The Doctor's eyes widen involuntarily and she moves close enough to shout in his ear.
"Honestly, I really think you'd rather not know!" He nods.
3.
It isn't until the skinny bloke is gone that Donna starts hearing the voice. At first it's just a whisper of rain outside the window, distortion on the line as she's listening to Nerys tell one of her standard tall tales.
But soon the rain is calling her name, and Nerys is drowned out by a man's voice, like two lines crossed, two conversations happening at once. The voice is weeping.

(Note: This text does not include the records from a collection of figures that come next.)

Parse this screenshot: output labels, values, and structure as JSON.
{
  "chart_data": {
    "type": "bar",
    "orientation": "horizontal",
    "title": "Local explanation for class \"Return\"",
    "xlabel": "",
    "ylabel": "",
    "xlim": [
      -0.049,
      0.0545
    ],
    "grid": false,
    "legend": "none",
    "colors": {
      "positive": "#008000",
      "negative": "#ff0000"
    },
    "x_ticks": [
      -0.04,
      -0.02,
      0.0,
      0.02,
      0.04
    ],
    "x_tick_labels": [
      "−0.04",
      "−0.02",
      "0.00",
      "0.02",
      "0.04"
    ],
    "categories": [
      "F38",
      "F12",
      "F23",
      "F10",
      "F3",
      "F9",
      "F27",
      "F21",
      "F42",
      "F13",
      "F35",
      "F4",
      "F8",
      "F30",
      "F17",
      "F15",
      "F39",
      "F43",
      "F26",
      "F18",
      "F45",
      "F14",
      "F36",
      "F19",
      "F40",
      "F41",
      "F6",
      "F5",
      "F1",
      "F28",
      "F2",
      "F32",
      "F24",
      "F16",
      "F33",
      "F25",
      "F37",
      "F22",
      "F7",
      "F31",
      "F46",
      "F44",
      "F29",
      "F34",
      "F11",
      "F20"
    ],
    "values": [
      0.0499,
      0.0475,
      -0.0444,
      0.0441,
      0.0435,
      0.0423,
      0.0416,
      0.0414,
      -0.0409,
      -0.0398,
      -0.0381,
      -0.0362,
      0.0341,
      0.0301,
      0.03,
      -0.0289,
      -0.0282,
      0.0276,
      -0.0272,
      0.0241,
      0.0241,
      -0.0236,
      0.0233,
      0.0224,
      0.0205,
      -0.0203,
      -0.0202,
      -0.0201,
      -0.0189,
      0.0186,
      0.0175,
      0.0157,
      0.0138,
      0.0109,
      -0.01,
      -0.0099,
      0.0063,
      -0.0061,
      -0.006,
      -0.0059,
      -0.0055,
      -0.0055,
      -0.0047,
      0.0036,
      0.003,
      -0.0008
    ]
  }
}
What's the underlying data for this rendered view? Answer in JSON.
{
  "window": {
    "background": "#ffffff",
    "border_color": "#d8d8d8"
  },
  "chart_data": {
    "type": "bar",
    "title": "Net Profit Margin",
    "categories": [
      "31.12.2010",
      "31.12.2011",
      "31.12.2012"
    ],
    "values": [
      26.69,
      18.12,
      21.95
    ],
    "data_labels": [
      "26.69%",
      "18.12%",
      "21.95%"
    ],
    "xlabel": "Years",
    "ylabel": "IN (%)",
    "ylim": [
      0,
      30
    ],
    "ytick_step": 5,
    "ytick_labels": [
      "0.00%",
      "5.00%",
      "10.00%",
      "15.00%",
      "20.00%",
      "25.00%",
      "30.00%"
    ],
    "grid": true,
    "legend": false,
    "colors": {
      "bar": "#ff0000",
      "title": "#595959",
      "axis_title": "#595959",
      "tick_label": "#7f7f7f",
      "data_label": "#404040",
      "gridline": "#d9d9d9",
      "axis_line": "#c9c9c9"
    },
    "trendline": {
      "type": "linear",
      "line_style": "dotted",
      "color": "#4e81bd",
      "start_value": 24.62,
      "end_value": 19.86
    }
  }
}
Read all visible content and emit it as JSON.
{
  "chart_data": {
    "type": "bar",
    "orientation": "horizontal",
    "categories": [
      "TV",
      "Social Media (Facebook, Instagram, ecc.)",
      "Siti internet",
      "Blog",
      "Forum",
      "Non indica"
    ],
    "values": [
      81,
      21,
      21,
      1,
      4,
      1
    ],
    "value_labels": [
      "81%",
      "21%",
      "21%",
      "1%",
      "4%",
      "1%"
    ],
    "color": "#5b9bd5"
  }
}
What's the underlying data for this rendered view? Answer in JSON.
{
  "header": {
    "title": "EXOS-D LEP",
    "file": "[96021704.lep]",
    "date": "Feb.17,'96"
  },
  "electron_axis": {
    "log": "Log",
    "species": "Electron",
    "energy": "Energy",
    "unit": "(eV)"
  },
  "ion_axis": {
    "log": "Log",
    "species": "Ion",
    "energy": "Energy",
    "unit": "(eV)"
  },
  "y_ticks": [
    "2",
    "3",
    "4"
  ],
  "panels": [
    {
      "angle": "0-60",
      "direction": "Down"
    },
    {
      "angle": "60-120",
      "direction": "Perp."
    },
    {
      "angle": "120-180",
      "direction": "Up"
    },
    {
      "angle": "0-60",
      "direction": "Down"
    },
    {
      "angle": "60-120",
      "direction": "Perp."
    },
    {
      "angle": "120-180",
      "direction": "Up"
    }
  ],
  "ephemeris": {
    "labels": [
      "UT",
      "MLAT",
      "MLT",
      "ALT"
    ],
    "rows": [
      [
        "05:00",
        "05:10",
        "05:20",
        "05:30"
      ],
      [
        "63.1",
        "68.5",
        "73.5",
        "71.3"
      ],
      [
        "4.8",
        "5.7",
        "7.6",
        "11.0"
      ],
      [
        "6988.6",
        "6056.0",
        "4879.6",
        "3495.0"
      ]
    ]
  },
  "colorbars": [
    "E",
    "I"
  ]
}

"I'm so sorry, Donna. So very sorry."
"Who are you?" Donna whispers, and a flash of memory comes to her. There's a man in a suit, skinny and with a mouth slightly too full of his teeth. He's crouched outside a window and he's looking across the room at her, giving a jaunty wave.
"You left me," she says. The memories are rushing back now. "You left me."
"I'm sorry," says the voice. "But I wasn't ready then. It wasn't time yet."
"But it is now," says Donna. There's a weight in her pocket that wasn't there before, and she slides a hand in to touch the too-warm metal, the elliptical curves and symbols carved into its surface.
"Yes," says the voice. "It's time now."
"I'm gonna be with you forever," says Donna, and opens the watch.